O segundo trabalho, "The Wondrous World Of" é uma paródia do disco homônimo de Sonny e Cher. E abre com "In The Morning". balada com vocais tristese clima bem anos 60. De certa maneira, lembra uma versão contemporânea do trabalho dos Mammas and Pappas, principalmente nos arranjos vocais. O CD foi gravado no verão de 1995. E tome melancolia. "The New Historicism" trafega no soturno mundo do rock inglês do The Cure, mas, novamente, com pegada bem pop. A guitarra esporrenta ao fundo lembra os barulhinhos do The Edge, do U2. 

O disco lembra uma fusão de ritmos de bandas inglesas dos anos 80 com viagens velvetianas. Em "Tour Of The World", a delicadeza vocal de Naomi sobrepõe uma forte experimentação, rica em variações sonoras. A textura da canção remeta à fase mais inspirada de Lou Reed.

O tratamento gráfico dado ao encarte acompanha o ritmo das baladas do duo. Um clima de nostalgia, em cores chapadas com ligeiros tons em pastel. O resto do CD mantém o pique. Do clima bucólico de "New York City" às notas dedilhadas de "Pandora's Box", tudo é uma beleza. E, de quebra, ainda três covers: "Life Will Pass You", do Kaleidoscope, "Who Am I", de Country Joe And The Fish, e "Whispering Pines", de The Band.

Não dá para negar: "Playback Singers", terceiro álbum do duo, é um desses deleites que arrebatam a gente sem avisar. De cara, traz o slogan "comprometendo a qualidade da reprodução pelo bem da nostalgia". Pode ser visto como um manifesto a favor dos bons vinis quanto um resgate da crueza sonora das garage bands dos anos 60. Só que de garage band, a dupla tem pouco. 

O público que assistiu a gravação deste trabalho foi a gata do casal. "Turn of The Century" resgata a estética sonora de Neil Young no final dos anos 60. Violão forte no riff e baixo cavalgando os espaços da melodia.
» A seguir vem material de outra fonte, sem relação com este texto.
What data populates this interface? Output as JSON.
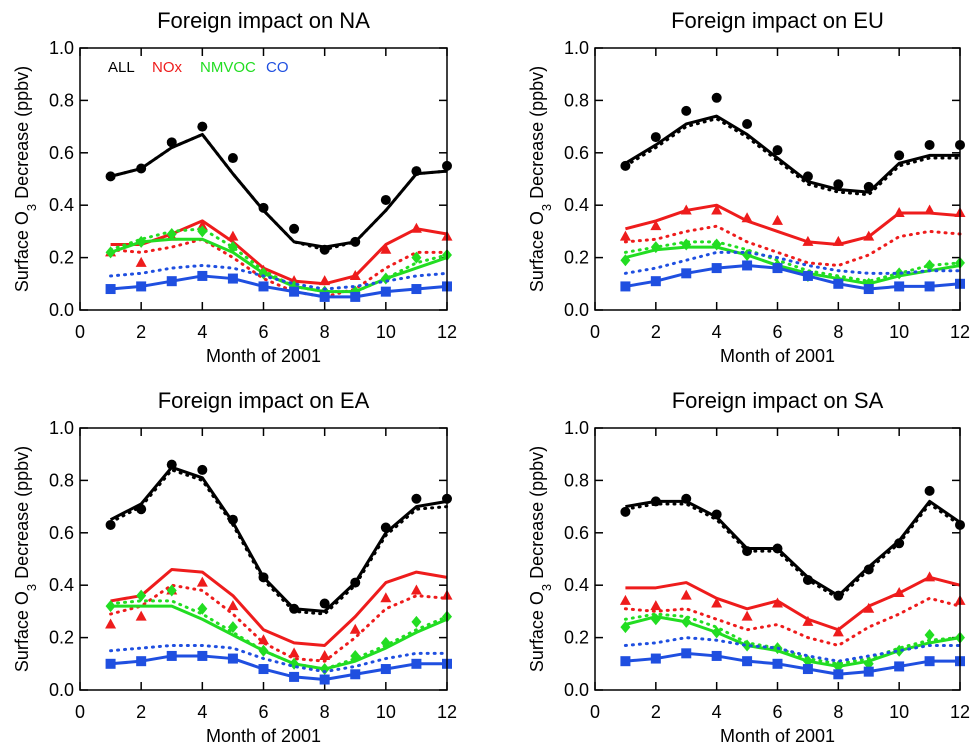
{
  "chart_data": [
    {
      "type": "line",
      "title": "Foreign impact on NA",
      "xlabel": "Month of 2001",
      "ylabel": [
        "Surface O",
        "3",
        " Decrease (ppbv)"
      ],
      "x": [
        1,
        2,
        3,
        4,
        5,
        6,
        7,
        8,
        9,
        10,
        11,
        12
      ],
      "xlim": [
        0,
        12
      ],
      "xticks": [
        0,
        2,
        4,
        6,
        8,
        10,
        12
      ],
      "ylim": [
        0,
        1
      ],
      "yticks": [
        {
          "value": 0,
          "label": "0.0"
        },
        0.2,
        0.4,
        0.6,
        0.8,
        {
          "value": 1,
          "label": "1.0"
        }
      ],
      "legend": "upper left",
      "series": [
        {
          "name": "ALL",
          "color": "#000000",
          "marker": "circle",
          "values": [
            0.51,
            0.54,
            0.62,
            0.67,
            0.52,
            0.38,
            0.26,
            0.24,
            0.26,
            0.38,
            0.52,
            0.53
          ],
          "dotted": [
            0.51,
            0.54,
            0.62,
            0.67,
            0.52,
            0.38,
            0.26,
            0.23,
            0.26,
            0.38,
            0.52,
            0.53
          ],
          "points": [
            0.51,
            0.54,
            0.64,
            0.7,
            0.58,
            0.39,
            0.31,
            0.23,
            0.26,
            0.42,
            0.53,
            0.55
          ]
        },
        {
          "name": "NOx",
          "color": "#ee1c1c",
          "marker": "triangle",
          "values": [
            0.25,
            0.25,
            0.29,
            0.34,
            0.26,
            0.16,
            0.11,
            0.1,
            0.13,
            0.25,
            0.31,
            0.29
          ],
          "dotted": [
            0.23,
            0.22,
            0.24,
            0.27,
            0.2,
            0.12,
            0.07,
            0.05,
            0.08,
            0.16,
            0.22,
            0.22
          ],
          "points": [
            0.22,
            0.18,
            0.28,
            0.32,
            0.28,
            0.15,
            0.11,
            0.11,
            0.13,
            0.23,
            0.31,
            0.28
          ]
        },
        {
          "name": "NMVOC",
          "color": "#22dd22",
          "marker": "diamond",
          "values": [
            0.22,
            0.26,
            0.27,
            0.27,
            0.22,
            0.14,
            0.09,
            0.07,
            0.07,
            0.12,
            0.16,
            0.2
          ],
          "dotted": [
            0.23,
            0.27,
            0.3,
            0.31,
            0.24,
            0.15,
            0.09,
            0.07,
            0.07,
            0.12,
            0.18,
            0.21
          ],
          "points": [
            0.22,
            0.26,
            0.29,
            0.3,
            0.24,
            0.14,
            0.09,
            0.07,
            0.07,
            0.12,
            0.2,
            0.21
          ]
        },
        {
          "name": "CO",
          "color": "#1f4fe0",
          "marker": "square",
          "values": [
            0.08,
            0.09,
            0.11,
            0.13,
            0.12,
            0.09,
            0.07,
            0.05,
            0.05,
            0.07,
            0.08,
            0.09
          ],
          "dotted": [
            0.13,
            0.14,
            0.16,
            0.17,
            0.16,
            0.13,
            0.1,
            0.08,
            0.09,
            0.11,
            0.13,
            0.14
          ],
          "points": [
            0.08,
            0.09,
            0.11,
            0.13,
            0.12,
            0.09,
            0.07,
            0.05,
            0.05,
            0.07,
            0.08,
            0.09
          ]
        }
      ]
    },
    {
      "type": "line",
      "title": "Foreign impact on EU",
      "xlabel": "Month of 2001",
      "ylabel": [
        "Surface O",
        "3",
        " Decrease (ppbv)"
      ],
      "x": [
        1,
        2,
        3,
        4,
        5,
        6,
        7,
        8,
        9,
        10,
        11,
        12
      ],
      "xlim": [
        0,
        12
      ],
      "xticks": [
        0,
        2,
        4,
        6,
        8,
        10,
        12
      ],
      "ylim": [
        0,
        1
      ],
      "yticks": [
        {
          "value": 0,
          "label": "0.0"
        },
        0.2,
        0.4,
        0.6,
        0.8,
        {
          "value": 1,
          "label": "1.0"
        }
      ],
      "series": [
        {
          "color": "#000000",
          "marker": "circle",
          "values": [
            0.56,
            0.63,
            0.71,
            0.74,
            0.67,
            0.58,
            0.49,
            0.46,
            0.45,
            0.56,
            0.59,
            0.59
          ],
          "dotted": [
            0.55,
            0.62,
            0.7,
            0.73,
            0.66,
            0.57,
            0.48,
            0.45,
            0.44,
            0.55,
            0.58,
            0.58
          ],
          "points": [
            0.55,
            0.66,
            0.76,
            0.81,
            0.71,
            0.61,
            0.51,
            0.48,
            0.47,
            0.59,
            0.63,
            0.63
          ]
        },
        {
          "color": "#ee1c1c",
          "marker": "triangle",
          "values": [
            0.31,
            0.34,
            0.38,
            0.4,
            0.34,
            0.3,
            0.26,
            0.25,
            0.28,
            0.37,
            0.37,
            0.36
          ],
          "dotted": [
            0.26,
            0.27,
            0.3,
            0.32,
            0.26,
            0.22,
            0.18,
            0.17,
            0.21,
            0.28,
            0.3,
            0.29
          ],
          "points": [
            0.28,
            0.32,
            0.38,
            0.38,
            0.35,
            0.34,
            0.26,
            0.26,
            0.28,
            0.37,
            0.38,
            0.37
          ]
        },
        {
          "color": "#22dd22",
          "marker": "diamond",
          "values": [
            0.2,
            0.23,
            0.24,
            0.24,
            0.21,
            0.17,
            0.14,
            0.12,
            0.1,
            0.13,
            0.15,
            0.17
          ],
          "dotted": [
            0.22,
            0.24,
            0.26,
            0.26,
            0.23,
            0.19,
            0.15,
            0.13,
            0.11,
            0.14,
            0.17,
            0.18
          ],
          "points": [
            0.19,
            0.24,
            0.25,
            0.25,
            0.21,
            0.17,
            0.13,
            0.11,
            0.1,
            0.14,
            0.17,
            0.18
          ]
        },
        {
          "color": "#1f4fe0",
          "marker": "square",
          "values": [
            0.09,
            0.11,
            0.14,
            0.16,
            0.17,
            0.16,
            0.13,
            0.1,
            0.08,
            0.09,
            0.09,
            0.1
          ],
          "dotted": [
            0.14,
            0.16,
            0.19,
            0.22,
            0.22,
            0.2,
            0.17,
            0.15,
            0.14,
            0.14,
            0.15,
            0.15
          ],
          "points": [
            0.09,
            0.11,
            0.14,
            0.16,
            0.17,
            0.16,
            0.13,
            0.1,
            0.08,
            0.09,
            0.09,
            0.1
          ]
        }
      ]
    },
    {
      "type": "line",
      "title": "Foreign impact on EA",
      "xlabel": "Month of 2001",
      "ylabel": [
        "Surface O",
        "3",
        " Decrease (ppbv)"
      ],
      "x": [
        1,
        2,
        3,
        4,
        5,
        6,
        7,
        8,
        9,
        10,
        11,
        12
      ],
      "xlim": [
        0,
        12
      ],
      "xticks": [
        0,
        2,
        4,
        6,
        8,
        10,
        12
      ],
      "ylim": [
        0,
        1
      ],
      "yticks": [
        {
          "value": 0,
          "label": "0.0"
        },
        0.2,
        0.4,
        0.6,
        0.8,
        {
          "value": 1,
          "label": "1.0"
        }
      ],
      "series": [
        {
          "color": "#000000",
          "marker": "circle",
          "values": [
            0.65,
            0.71,
            0.85,
            0.81,
            0.64,
            0.43,
            0.31,
            0.3,
            0.41,
            0.6,
            0.7,
            0.72
          ],
          "dotted": [
            0.64,
            0.7,
            0.84,
            0.8,
            0.63,
            0.42,
            0.3,
            0.29,
            0.4,
            0.59,
            0.69,
            0.7
          ],
          "points": [
            0.63,
            0.69,
            0.86,
            0.84,
            0.65,
            0.43,
            0.31,
            0.33,
            0.41,
            0.62,
            0.73,
            0.73
          ]
        },
        {
          "color": "#ee1c1c",
          "marker": "triangle",
          "values": [
            0.34,
            0.36,
            0.46,
            0.45,
            0.36,
            0.23,
            0.18,
            0.17,
            0.28,
            0.41,
            0.45,
            0.43
          ],
          "dotted": [
            0.29,
            0.32,
            0.4,
            0.38,
            0.29,
            0.18,
            0.12,
            0.11,
            0.2,
            0.31,
            0.36,
            0.35
          ],
          "points": [
            0.25,
            0.28,
            0.38,
            0.41,
            0.32,
            0.19,
            0.14,
            0.13,
            0.23,
            0.35,
            0.38,
            0.36
          ]
        },
        {
          "color": "#22dd22",
          "marker": "diamond",
          "values": [
            0.32,
            0.32,
            0.32,
            0.27,
            0.21,
            0.15,
            0.1,
            0.08,
            0.11,
            0.16,
            0.22,
            0.27
          ],
          "dotted": [
            0.33,
            0.34,
            0.34,
            0.29,
            0.22,
            0.15,
            0.1,
            0.08,
            0.12,
            0.17,
            0.23,
            0.28
          ],
          "points": [
            0.32,
            0.36,
            0.38,
            0.31,
            0.24,
            0.15,
            0.1,
            0.08,
            0.13,
            0.18,
            0.26,
            0.28
          ]
        },
        {
          "color": "#1f4fe0",
          "marker": "square",
          "values": [
            0.1,
            0.11,
            0.13,
            0.13,
            0.12,
            0.08,
            0.05,
            0.04,
            0.06,
            0.08,
            0.1,
            0.1
          ],
          "dotted": [
            0.15,
            0.16,
            0.17,
            0.17,
            0.16,
            0.12,
            0.09,
            0.07,
            0.09,
            0.12,
            0.14,
            0.14
          ],
          "points": [
            0.1,
            0.11,
            0.13,
            0.13,
            0.12,
            0.08,
            0.05,
            0.04,
            0.06,
            0.08,
            0.1,
            0.1
          ]
        }
      ]
    },
    {
      "type": "line",
      "title": "Foreign impact on SA",
      "xlabel": "Month of 2001",
      "ylabel": [
        "Surface O",
        "3",
        " Decrease (ppbv)"
      ],
      "x": [
        1,
        2,
        3,
        4,
        5,
        6,
        7,
        8,
        9,
        10,
        11,
        12
      ],
      "xlim": [
        0,
        12
      ],
      "xticks": [
        0,
        2,
        4,
        6,
        8,
        10,
        12
      ],
      "ylim": [
        0,
        1
      ],
      "yticks": [
        {
          "value": 0,
          "label": "0.0"
        },
        0.2,
        0.4,
        0.6,
        0.8,
        {
          "value": 1,
          "label": "1.0"
        }
      ],
      "series": [
        {
          "color": "#000000",
          "marker": "circle",
          "values": [
            0.7,
            0.72,
            0.72,
            0.66,
            0.54,
            0.54,
            0.43,
            0.36,
            0.47,
            0.57,
            0.72,
            0.64
          ],
          "dotted": [
            0.69,
            0.71,
            0.71,
            0.65,
            0.53,
            0.53,
            0.42,
            0.35,
            0.46,
            0.56,
            0.71,
            0.63
          ],
          "points": [
            0.68,
            0.72,
            0.73,
            0.67,
            0.53,
            0.54,
            0.42,
            0.36,
            0.46,
            0.56,
            0.76,
            0.63
          ]
        },
        {
          "color": "#ee1c1c",
          "marker": "triangle",
          "values": [
            0.39,
            0.39,
            0.41,
            0.35,
            0.31,
            0.34,
            0.27,
            0.23,
            0.32,
            0.37,
            0.43,
            0.4
          ],
          "dotted": [
            0.31,
            0.3,
            0.31,
            0.27,
            0.23,
            0.25,
            0.2,
            0.17,
            0.24,
            0.29,
            0.35,
            0.32
          ],
          "points": [
            0.34,
            0.32,
            0.36,
            0.33,
            0.28,
            0.33,
            0.26,
            0.22,
            0.31,
            0.37,
            0.43,
            0.34
          ]
        },
        {
          "color": "#22dd22",
          "marker": "diamond",
          "values": [
            0.25,
            0.28,
            0.26,
            0.22,
            0.17,
            0.15,
            0.11,
            0.09,
            0.11,
            0.15,
            0.18,
            0.2
          ],
          "dotted": [
            0.27,
            0.29,
            0.28,
            0.24,
            0.18,
            0.16,
            0.12,
            0.1,
            0.12,
            0.16,
            0.19,
            0.2
          ],
          "points": [
            0.24,
            0.27,
            0.26,
            0.22,
            0.17,
            0.16,
            0.11,
            0.09,
            0.1,
            0.15,
            0.21,
            0.2
          ]
        },
        {
          "color": "#1f4fe0",
          "marker": "square",
          "values": [
            0.11,
            0.12,
            0.14,
            0.13,
            0.11,
            0.1,
            0.08,
            0.06,
            0.07,
            0.09,
            0.11,
            0.11
          ],
          "dotted": [
            0.17,
            0.18,
            0.2,
            0.19,
            0.17,
            0.16,
            0.13,
            0.11,
            0.13,
            0.15,
            0.17,
            0.17
          ],
          "points": [
            0.11,
            0.12,
            0.14,
            0.13,
            0.11,
            0.1,
            0.08,
            0.06,
            0.07,
            0.09,
            0.11,
            0.11
          ]
        }
      ]
    }
  ]
}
Perfeita combinação harmônica. "Eye Of The Storm" tem veia musical celta. Novamente, a acústica crua dá o peso necessário para as guitarras gravadas ao contrário. "In The Sun" é indicada para pessoas na fossa. Pensando bem, melhor não. Dá vontade de adormecer e não mais
acordar. Bom pacas.

A discografia de Damon e Naomi atesta a qualidade da dupla em relação ao Luna. Cada um pegou uma veia estilística do Velvet Undeground. A dupla somou pontos com as baladas psicológicas e soturnas; a banda de Dean Wareham o mais alegre. Se é que se pode dizer isso. Damon e Naomi, música para dias frios... ou de chuva.